Coinbase had a rough March. The stock had been trending lower, weighed down by weak earnings, regulatory worries, and a broader pullback in crypto markets. Then came March 31.
Coinbase Global, Inc., COIN
Reports surfaced that President Trump told aides he is willing to wind down military hostilities with Iran. Markets took off. The S&P 500 climbed 2.9%, and risk assets — crypto included — caught a strong bid.
COIN ended the day up 8.9%, riding that wave of optimism.
Bitcoin played its part too. The leading cryptocurrency gained 2% on the day, reaching $67,838. Crypto traders had been watching Iran developments closely, knowing that geopolitical risk cuts both ways for digital assets — a hedge in theory, but vulnerable to rate hike fears in practice.
With those fears dialed back, at least for a day, COIN had room to run.
Before the March 31 bounce, the picture for Coinbase was less rosy. The stock opened that Tuesday at $160.79, well below both its 50-day moving average of $185.81 and its 200-day moving average of $255.57.
The 1-year range tells the story: from a low of $139.36 to a high of $444.64. That’s a lot of ground lost.
Q4 earnings, reported February 12, didn’t help. Coinbase posted EPS of $0.66, missing the $0.83 consensus by $0.17. Revenue came in at $1.78B against an expected $1.86B — down 21.6% year-over-year. In the same quarter a year earlier, the company had posted EPS of $4.68.
Insider selling added to the pressure. CFO Alesia J. Haas offloaded 364,600 shares in February at an average price of $154.95, netting roughly $56.5M and cutting her stake by 47.55%. Over the past 90 days, insiders collectively sold 438,120 shares worth about $73.9M.
The CLARITY Act is the other big story hanging over Coinbase.
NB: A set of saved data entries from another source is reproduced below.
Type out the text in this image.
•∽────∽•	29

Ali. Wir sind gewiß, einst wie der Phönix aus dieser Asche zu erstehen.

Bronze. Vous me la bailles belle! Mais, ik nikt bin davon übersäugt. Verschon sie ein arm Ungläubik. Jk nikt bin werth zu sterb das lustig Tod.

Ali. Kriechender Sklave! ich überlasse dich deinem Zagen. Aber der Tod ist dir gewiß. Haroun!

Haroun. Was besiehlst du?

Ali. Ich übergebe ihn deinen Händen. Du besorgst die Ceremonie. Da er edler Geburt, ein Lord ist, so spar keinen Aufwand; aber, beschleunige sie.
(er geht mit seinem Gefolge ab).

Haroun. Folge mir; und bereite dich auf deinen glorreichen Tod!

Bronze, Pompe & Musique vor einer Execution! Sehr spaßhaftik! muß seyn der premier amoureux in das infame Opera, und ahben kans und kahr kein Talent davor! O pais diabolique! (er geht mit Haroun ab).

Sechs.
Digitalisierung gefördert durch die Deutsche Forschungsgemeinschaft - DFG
A draft of the legislation raised concerns it could ban passive stablecoin yield — a revenue line some analysts estimate at up to $1.35B annually for the company. Coinbase has pushed back publicly on the proposed restrictions.
That regulatory overhang didn’t go away on March 31, but the geopolitical rally was enough to overshadow it for the session.
On the institutional side, there are some positive signals. Bernstein maintained an Outperform rating, arguing the selloff creates a better risk/reward entry point. Bank of America upgraded COIN to Buy in January with a $340 target. Rothschild & Co Redburn lifted their target to $281 in March.
Still, the consensus rating across 33 analysts sits at “Hold,” with an average price target of $267.47.
Royal Fund Management opened a new position in Q4, buying 12,000 shares worth around $2.71M. Institutional investors now hold 68.84% of the company’s stock.
Analysts expect Coinbase to post EPS of $7.22 for the full fiscal year.